70 Years of Marvel - 1997

C'mon now, did you really think I was going to spotlight any other book?

The 90s were not a golden decade for Marvel, but there was the occasional highlight, and none more than the introduction of the Thunderbolts. With apologies for spoilering 12 year old book, Kurt Busiek's concept of having Baron Zemo and the Masters of Evil pose as superheroes in order to take over the world was pretty damn cool. But the idea that, having pulled off the initial deception, some of these long-standing bad guys (Goliath, Screaming Mimi and the Beetle) might decide that they actually quite like the respect that they're receiving, and might decide not to go through with the whole going bad and inevitably getting their heads handed to them element of the scheme, now that was genius.
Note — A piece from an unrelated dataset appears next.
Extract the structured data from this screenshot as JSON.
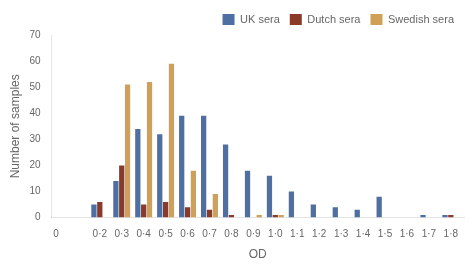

In a time when there was a noticable decline in the quality of most of Marvel's product, Thunderbolts stood head and shoulders above the rest. For years, the original team trod the line between heroism, opportunism, and villainy, being at times, outlaws, acknowledged heroes and saviours of the world. Then Warren Ellis took over, and the whole concept of wannabe heroes was ditched, in favour of outright villains and psychopaths working for the government in return for a pardon. All well and good, but nothing we hadn't seen twenty years ago in Suicide Squad over at DC.

July '97 was notable for being Marvel's Flashback Month, in which Stan Lee (or a reasonable facsimile) showed up in pretty much every book, in order to introduce a tale from the past of the protagonists of the book: Daredevil's college days, Baron Zemo's childhood, Cable's first time-journey. A novel idea, but pretty much inconsequential in the long term,

1997 also saw Roger Stern and Ron Frenz return to Spider-Man, to give the definitive answer to the question: who is the Hobgoblin? The question had already been answered, a decade previously, but it had been an unsatisfactory conclusion, and Stern took advantage of the new, post-Clone Saga regime to write "his" ending to the mystery he'd started 15 years ago.
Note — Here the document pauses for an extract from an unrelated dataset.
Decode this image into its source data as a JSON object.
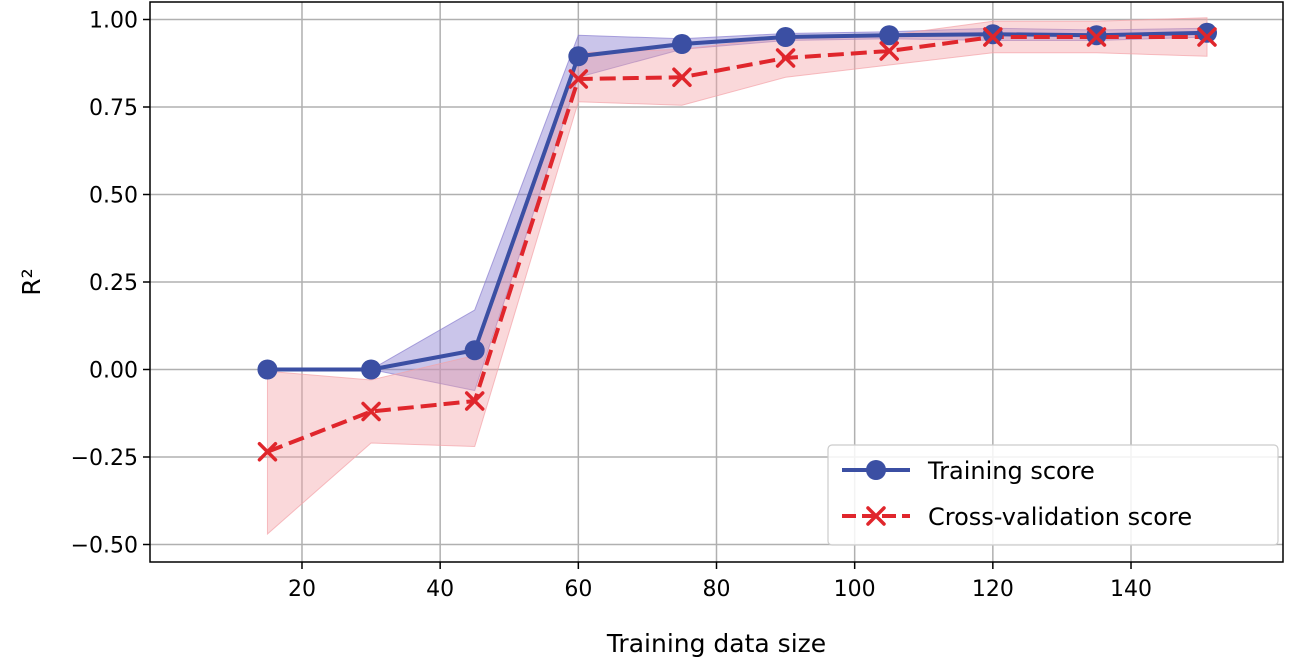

New blood was introduced to the X-Men, in the shape of Maggot, Cecelia Reyes and Marrow, all of whom were introduced during the latest X-Crossover, Operation Zero Tolerance. The first new members of the team introduced in nearly a decade, all three proved less than popular, and all three were gone from the team by the end of the millennium.
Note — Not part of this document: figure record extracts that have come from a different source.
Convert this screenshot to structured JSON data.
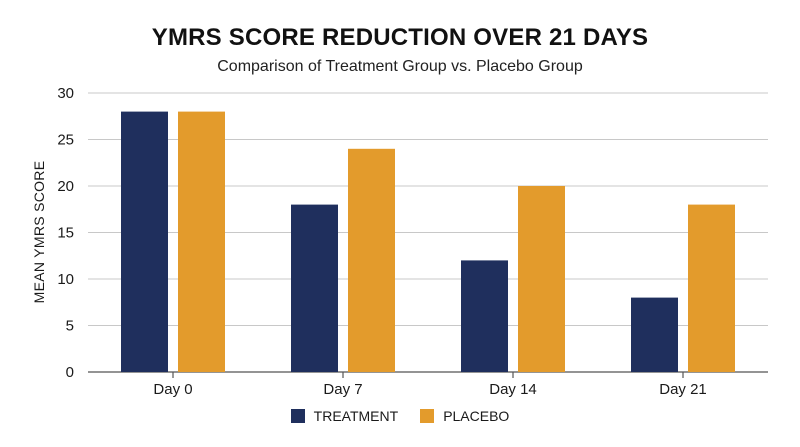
{
  "colors": {
    "treatment": "#1f2f5d",
    "placebo": "#e39b2c",
    "grid": "#c8c8c8",
    "axis": "#555555"
  },
  "chart_data": {
    "type": "bar",
    "title": "YMRS SCORE REDUCTION OVER 21 DAYS",
    "subtitle": "Comparison of Treatment Group vs. Placebo Group",
    "xlabel": "",
    "ylabel": "MEAN YMRS SCORE",
    "ylim": [
      0,
      30
    ],
    "yticks": [
      0,
      5,
      10,
      15,
      20,
      25,
      30
    ],
    "grid": true,
    "legend_position": "bottom",
    "categories": [
      "Day 0",
      "Day 7",
      "Day 14",
      "Day 21"
    ],
    "series": [
      {
        "name": "TREATMENT",
        "values": [
          28,
          18,
          12,
          8
        ]
      },
      {
        "name": "PLACEBO",
        "values": [
          28,
          24,
          20,
          18
        ]
      }
    ]
  }
}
Outside of comics, New Labour swept to power on the UK in this year. A decade of national mourning was declared, following the ascension of Saint Diana, the People's Princess. And the world gasped at the majestic wonder that was Jim Cameron's Titanic. If any of this seems familiar, then I can only assume you are suffering from deja vu, and not that, for some reason, I looked up 1997 when writing the entry for 1996. Move along, move along.